HS2 has started construction of the UK’s longest railway bridge.
The Colne Valley Viaduct will stretch for 2.1 miles (3.4km), carrying high-speed trains some 33ft (10m) above a series of lakes and waterways just outside north-west London.
A 160-metre long bridge building machine known as a “launching girder” is being used to lift the giant concrete segments that form the viaduct’s arches into position.
The 1,000 segments each weigh up to 140 tonnes and are being made at a temporary factory nearby which was built specifically for the project.
Production of the segments began in February and is expected to take just under three years, with the viaduct completed by summer 2025.
HS2 minister Andrew Stephenson said: “Today, HS2 began construction on what’s set to be Britain’s longest railway viaduct, a landmark moment for HS2 and a feat of British engineering, taking the HS2 line from London and into Hertfordshire and Buckinghamshire.

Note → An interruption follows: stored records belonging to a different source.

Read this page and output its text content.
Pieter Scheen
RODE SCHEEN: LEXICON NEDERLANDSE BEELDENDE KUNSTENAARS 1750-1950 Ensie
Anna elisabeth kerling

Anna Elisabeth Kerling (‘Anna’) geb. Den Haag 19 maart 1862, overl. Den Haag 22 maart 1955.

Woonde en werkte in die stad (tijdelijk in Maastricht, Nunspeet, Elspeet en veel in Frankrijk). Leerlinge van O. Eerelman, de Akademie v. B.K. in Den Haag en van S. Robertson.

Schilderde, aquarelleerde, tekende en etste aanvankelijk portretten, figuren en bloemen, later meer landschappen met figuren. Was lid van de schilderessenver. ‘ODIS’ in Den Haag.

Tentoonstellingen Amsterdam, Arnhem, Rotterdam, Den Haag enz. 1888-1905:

“Infrastructure is the backbone of HS2 and this viaduct will be integral to delivering faster journeys and an increased capacity rail network.”
HS2 Ltd chief executive Mark Thurston said: “I’m absolutely delighted that we have started work to assemble the giant deck segments that will form the Colne Valley Viaduct.
“It is yet another big milestone for HS2 Ltd, as we work to deliver the UK’s new high-speed railway.
“Once complete, this record-breaking structure will form a key part of the HS2 railway – helping to deliver better connections across the UK, free up rail capacity on the train network, and offer passengers a zero-carbon travel option.
“I’d like to thank all those involved in getting us to this exciting stage and look forward to seeing the whole viaduct come together over the coming years.”
The launching girder is the only machine of its kind in the UK.
It was built in 2004, and was first used in Hong Kong.
Designers of the viaduct were tasked with minimising its impact on the environment.
It is being set low into the landscape, taking inspiration from the flight of a stone skipping across water.
The work is part of a £1.6 billion contract handed to joint venture Align, which also involves building a 10-mile (16km) tunnel under the Chiltern Hills.